Haskell has the nice property that the type signature for a piece of code sometimes tells you what that code does. And that got me thinking... can you construct tests based on type signatures?
Consider, for example, a module such as Data.Map
. It defines a data type and several functions which operate on that type. Looking only that the type signatures, it should be possible [in principle] to figure out all possible ways of constructing Map
values. And by that I mean algorithmically possible - it ought to be possible to write some program that takes the interface to your module and figures out all possible function calls you could make against it.
Now, there are those who feel that a well-written test suite can be seen as the "specification" of what a library is supposed to do. Obviously the human that wrote the code knows what they're trying to do, and the machine doesn't. But the machine should be able to work out what it's possible ask for, given the type signatures that you've provided.

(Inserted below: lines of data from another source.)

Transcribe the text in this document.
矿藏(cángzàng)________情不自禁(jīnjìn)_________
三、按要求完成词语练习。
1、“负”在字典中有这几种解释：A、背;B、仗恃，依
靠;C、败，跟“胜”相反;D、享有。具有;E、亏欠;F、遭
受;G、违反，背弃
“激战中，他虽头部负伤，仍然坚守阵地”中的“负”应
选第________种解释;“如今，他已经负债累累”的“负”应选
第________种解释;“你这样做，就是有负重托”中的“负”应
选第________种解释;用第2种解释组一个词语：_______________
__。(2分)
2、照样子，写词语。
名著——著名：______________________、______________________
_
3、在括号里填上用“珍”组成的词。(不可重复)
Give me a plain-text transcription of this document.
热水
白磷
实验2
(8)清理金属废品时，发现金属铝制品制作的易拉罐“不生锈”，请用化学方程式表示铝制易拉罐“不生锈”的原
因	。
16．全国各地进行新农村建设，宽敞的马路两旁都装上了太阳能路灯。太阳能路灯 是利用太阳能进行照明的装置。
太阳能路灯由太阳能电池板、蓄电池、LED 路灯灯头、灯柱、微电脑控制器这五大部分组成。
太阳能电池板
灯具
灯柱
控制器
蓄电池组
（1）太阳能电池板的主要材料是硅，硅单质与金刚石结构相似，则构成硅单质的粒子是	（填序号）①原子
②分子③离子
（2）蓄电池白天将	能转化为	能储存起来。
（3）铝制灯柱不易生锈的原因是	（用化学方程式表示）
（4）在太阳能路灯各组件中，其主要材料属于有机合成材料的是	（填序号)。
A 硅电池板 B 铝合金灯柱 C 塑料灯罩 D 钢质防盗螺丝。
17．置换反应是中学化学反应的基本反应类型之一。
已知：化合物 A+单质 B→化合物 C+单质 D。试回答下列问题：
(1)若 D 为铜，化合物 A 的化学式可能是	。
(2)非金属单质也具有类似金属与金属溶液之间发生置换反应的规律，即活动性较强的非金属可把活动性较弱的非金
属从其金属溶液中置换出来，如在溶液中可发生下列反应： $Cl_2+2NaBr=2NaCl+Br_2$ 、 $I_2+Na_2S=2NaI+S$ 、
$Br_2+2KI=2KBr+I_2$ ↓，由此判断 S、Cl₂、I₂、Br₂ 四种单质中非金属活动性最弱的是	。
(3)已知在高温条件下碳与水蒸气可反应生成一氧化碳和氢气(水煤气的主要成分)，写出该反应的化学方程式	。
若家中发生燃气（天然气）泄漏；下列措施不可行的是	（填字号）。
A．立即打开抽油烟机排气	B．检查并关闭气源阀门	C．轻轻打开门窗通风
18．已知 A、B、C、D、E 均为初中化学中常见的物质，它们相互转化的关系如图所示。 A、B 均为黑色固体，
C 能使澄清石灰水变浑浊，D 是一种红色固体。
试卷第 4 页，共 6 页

As a more specific case, suppose there is some set of invariants that are supposed to apply to all possible Map
values. (E.g., null m == (size m == 0)
, or perhaps an internal sanity-check function should always return true.) One might imagine writing a test framework, handing it the module, and saying "a value of type Map X Y
should always satisfy these invariants", and let the test framework go off and try to execute every possible combination of the functions you've provided to produce maps and check that they satisfy all the conditions. If not, it tells you what condition is violated and the expression needed to construct this invalid value.
My question is, does this sort of approach sound tractable? Desirable? Interesting? How would you approach solving a problem like this? Djinn seems to already know how to construct values of specified types given preexisting functions and constants, so trying to come up with multiple expressions having a given type doesn't sound too hard. What kind of heuristics might one apply to attempt to get good code coverage? (Obviously analysing code rather than just types is drastically harder... Rice's theorem lurks in wait.)
(Note that I'm not suggesting that this kind of machine checking should replace hand-written test code. The idea is more to augment it; perhaps in harder cases, the machine could cough up possible expressions, and then ask a human what the "right" answer ought to be. This can then be recorded as a new test case, to be run whenever the test suite runs.)